What amazes me is that the bulk of it all happened in one week. 

You see, I had 8000 copies of the first issue delivered to my home and I spent a whole day sitting in the basement cutting down the boxes they came in to the correct size.  And filling them up again with the right numbers of comics.  And filling out the right brokerage forms.  And putting the right labels on the right packages.  I’d figured that the packaging and shipping might take me a couple of hours.  Certainly no more than an afternoon. 

It took two days.  With no sleep in between them.  Unbelievable. 

You can do all the research in the world to prepare yourself for a job like this, but until you actually have to pry open a painted shut basement window through which to move boxes; until you have to bike around town to hardware stores and postal outlets and copy shops and bank machines and be back home before the courier arrives, –not until then do you appreciate the effort involved. 

On the afternoon of the second day, when the courier finally came and took the whole mess off my hands, I paid a visit to my two local comic shops:  The Shooting Star and Pandora’s Box. 

Neither of them had ordered my book, nor had they seen any of my promotional material.  But they both bought a bunch of copies and put them on their racks.  Good feeling, that.  A guy named Shawn also gave me a stack of free boxes from the back of his store; boxes which were the right size for comics and didn’t need cutting down.  (He also single handedly recommended and sold the first issue of Thieves & Kings to seven customers the very next day.)  Shawn’s a dude. 

The following morning I set out and ripped around town with a box of books.  I was intent on making certain that Thieves & Kings was being sold in every shop in the Toronto area.  For whatever reason, probably because this is my home, it seemed really important that I do that.  And so I hit something like twenty five stores over a four day period. 

Now twenty five stores may not seem like very much, but holy smokes!  There’s a lot of pavement between twenty five stores!  And every time you walk through a door to introduce yourself and try to sell your work. . .  Well, you all know how job interviews make you feel.  Very similar.  Six times a day. 

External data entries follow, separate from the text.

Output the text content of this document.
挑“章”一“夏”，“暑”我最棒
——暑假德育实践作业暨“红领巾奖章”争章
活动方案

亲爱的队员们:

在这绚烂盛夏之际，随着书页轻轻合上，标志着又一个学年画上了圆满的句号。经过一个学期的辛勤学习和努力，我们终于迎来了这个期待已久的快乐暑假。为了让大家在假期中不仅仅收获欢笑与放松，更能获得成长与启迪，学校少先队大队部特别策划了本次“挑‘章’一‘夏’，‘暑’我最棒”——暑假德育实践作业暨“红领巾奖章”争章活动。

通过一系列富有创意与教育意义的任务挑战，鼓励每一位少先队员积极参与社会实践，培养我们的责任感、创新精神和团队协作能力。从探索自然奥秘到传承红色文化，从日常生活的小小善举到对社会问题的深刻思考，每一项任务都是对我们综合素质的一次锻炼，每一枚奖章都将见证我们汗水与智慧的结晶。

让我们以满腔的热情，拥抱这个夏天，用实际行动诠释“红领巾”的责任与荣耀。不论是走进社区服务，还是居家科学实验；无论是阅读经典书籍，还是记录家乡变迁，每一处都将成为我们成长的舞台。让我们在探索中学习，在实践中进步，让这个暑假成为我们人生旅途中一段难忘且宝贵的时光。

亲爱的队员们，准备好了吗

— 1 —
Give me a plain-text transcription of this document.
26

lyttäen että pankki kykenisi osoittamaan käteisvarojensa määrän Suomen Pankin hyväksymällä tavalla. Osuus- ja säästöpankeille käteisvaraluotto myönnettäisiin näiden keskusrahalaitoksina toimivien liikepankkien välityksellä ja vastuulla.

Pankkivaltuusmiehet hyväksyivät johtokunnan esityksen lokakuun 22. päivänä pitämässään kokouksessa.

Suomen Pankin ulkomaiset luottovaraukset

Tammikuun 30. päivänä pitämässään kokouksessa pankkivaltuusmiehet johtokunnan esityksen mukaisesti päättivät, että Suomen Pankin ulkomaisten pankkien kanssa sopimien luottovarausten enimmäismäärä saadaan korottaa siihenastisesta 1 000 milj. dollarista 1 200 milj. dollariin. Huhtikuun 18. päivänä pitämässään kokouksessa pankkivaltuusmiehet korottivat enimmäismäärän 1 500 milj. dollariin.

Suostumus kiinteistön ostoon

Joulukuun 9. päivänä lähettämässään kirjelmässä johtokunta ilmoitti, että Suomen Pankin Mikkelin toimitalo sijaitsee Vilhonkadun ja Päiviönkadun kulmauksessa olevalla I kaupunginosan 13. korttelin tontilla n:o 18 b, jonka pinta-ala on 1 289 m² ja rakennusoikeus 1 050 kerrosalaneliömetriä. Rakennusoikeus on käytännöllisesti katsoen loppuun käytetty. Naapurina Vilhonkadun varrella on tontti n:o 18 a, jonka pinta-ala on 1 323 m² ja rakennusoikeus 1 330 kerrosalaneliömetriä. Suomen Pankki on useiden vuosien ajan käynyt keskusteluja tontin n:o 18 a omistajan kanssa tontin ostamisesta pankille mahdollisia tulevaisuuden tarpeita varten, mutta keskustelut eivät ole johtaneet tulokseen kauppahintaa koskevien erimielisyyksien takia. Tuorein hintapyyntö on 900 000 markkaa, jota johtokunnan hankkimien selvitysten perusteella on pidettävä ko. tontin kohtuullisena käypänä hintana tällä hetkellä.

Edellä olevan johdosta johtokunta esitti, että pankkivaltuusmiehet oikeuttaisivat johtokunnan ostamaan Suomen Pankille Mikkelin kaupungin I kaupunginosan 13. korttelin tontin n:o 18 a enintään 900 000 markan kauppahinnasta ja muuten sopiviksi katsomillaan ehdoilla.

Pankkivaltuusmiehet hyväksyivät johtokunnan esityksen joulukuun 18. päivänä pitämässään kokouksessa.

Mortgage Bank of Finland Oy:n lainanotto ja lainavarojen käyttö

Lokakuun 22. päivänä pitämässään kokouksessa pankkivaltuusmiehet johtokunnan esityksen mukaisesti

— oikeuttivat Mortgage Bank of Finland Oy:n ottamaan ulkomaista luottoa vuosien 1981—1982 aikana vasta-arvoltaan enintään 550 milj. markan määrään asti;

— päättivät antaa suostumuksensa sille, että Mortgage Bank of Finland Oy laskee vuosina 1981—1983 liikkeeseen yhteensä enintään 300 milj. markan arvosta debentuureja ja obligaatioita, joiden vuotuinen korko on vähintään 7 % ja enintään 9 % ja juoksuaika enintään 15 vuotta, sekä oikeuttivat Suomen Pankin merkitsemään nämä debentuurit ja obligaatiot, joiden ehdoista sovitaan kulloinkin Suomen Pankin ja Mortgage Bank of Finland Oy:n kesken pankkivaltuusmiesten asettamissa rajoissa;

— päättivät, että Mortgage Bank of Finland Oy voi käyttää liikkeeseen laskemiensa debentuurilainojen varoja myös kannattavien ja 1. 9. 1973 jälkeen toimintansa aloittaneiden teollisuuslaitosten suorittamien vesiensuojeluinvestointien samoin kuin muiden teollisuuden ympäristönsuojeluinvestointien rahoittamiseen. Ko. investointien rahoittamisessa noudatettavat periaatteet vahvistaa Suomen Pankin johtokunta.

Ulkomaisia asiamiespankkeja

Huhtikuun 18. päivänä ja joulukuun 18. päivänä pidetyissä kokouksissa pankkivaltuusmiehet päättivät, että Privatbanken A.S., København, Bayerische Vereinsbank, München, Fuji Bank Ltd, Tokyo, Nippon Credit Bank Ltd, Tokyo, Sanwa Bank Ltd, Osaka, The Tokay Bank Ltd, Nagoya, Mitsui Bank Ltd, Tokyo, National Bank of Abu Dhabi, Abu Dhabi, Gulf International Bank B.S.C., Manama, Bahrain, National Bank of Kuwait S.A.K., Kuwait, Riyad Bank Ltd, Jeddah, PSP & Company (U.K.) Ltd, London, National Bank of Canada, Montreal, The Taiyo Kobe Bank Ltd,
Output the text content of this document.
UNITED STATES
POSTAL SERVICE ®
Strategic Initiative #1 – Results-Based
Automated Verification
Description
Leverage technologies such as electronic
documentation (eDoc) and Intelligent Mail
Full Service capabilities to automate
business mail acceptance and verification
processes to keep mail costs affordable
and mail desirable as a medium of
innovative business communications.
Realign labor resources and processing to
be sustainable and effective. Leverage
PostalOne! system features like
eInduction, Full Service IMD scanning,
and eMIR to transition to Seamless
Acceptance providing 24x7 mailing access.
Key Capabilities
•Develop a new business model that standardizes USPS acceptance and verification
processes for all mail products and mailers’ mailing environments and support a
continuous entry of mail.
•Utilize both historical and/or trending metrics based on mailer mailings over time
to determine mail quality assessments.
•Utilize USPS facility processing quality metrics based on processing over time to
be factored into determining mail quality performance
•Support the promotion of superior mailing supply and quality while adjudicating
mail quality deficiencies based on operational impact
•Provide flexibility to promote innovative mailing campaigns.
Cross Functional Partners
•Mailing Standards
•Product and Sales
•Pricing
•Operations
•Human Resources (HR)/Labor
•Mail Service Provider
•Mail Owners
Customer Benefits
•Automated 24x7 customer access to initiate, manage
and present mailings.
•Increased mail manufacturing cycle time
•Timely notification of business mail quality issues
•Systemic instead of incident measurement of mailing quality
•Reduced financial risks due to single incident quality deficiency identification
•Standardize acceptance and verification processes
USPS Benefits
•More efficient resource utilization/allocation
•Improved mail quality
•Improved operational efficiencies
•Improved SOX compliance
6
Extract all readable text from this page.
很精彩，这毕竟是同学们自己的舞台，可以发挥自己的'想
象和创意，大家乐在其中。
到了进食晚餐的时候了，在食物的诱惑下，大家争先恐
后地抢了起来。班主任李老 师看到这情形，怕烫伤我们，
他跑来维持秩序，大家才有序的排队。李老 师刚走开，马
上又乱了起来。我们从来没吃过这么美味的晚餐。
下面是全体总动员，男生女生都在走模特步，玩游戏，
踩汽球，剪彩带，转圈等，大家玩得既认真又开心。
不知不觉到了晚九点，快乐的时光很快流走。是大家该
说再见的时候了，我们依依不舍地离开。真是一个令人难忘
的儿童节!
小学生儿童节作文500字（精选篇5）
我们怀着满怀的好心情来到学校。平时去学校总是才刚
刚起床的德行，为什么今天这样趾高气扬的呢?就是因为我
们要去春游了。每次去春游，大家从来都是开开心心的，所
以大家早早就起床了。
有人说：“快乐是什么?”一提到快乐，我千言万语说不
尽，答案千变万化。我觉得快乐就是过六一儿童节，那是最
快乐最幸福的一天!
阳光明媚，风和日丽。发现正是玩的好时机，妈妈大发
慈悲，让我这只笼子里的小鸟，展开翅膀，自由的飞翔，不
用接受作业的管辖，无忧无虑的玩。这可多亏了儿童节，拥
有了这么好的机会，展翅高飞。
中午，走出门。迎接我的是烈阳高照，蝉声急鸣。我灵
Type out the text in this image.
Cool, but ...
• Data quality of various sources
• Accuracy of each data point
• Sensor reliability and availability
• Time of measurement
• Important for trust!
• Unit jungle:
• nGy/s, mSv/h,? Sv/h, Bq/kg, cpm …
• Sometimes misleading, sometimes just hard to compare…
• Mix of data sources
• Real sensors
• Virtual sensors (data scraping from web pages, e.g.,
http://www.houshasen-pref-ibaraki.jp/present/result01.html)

Four of those stores had actually ordered the book through the official channels.  (And boy, I can’t tell you how good it feels to walk into a shop you’ve never seen before in your life and have the proprietor already know who you are.  Free extra copies to those folks!). 

But, I’ll tell you, not a single place I visited turned me away without putting Thieves & Kings on their racks.  And I met some really nice people along the way.  Despite what some folks say, this industry really is a fantastic thing. 

’Cause you see, the journey may break your feet and batter your heart and try to pull you down, but when it’s all over, you can count your losses and add up your wins, and if you find you’ve come out ahead, then it’s a wonderful sort of tired that draws you into sleep. 

’Till January.  See you all in issue #3.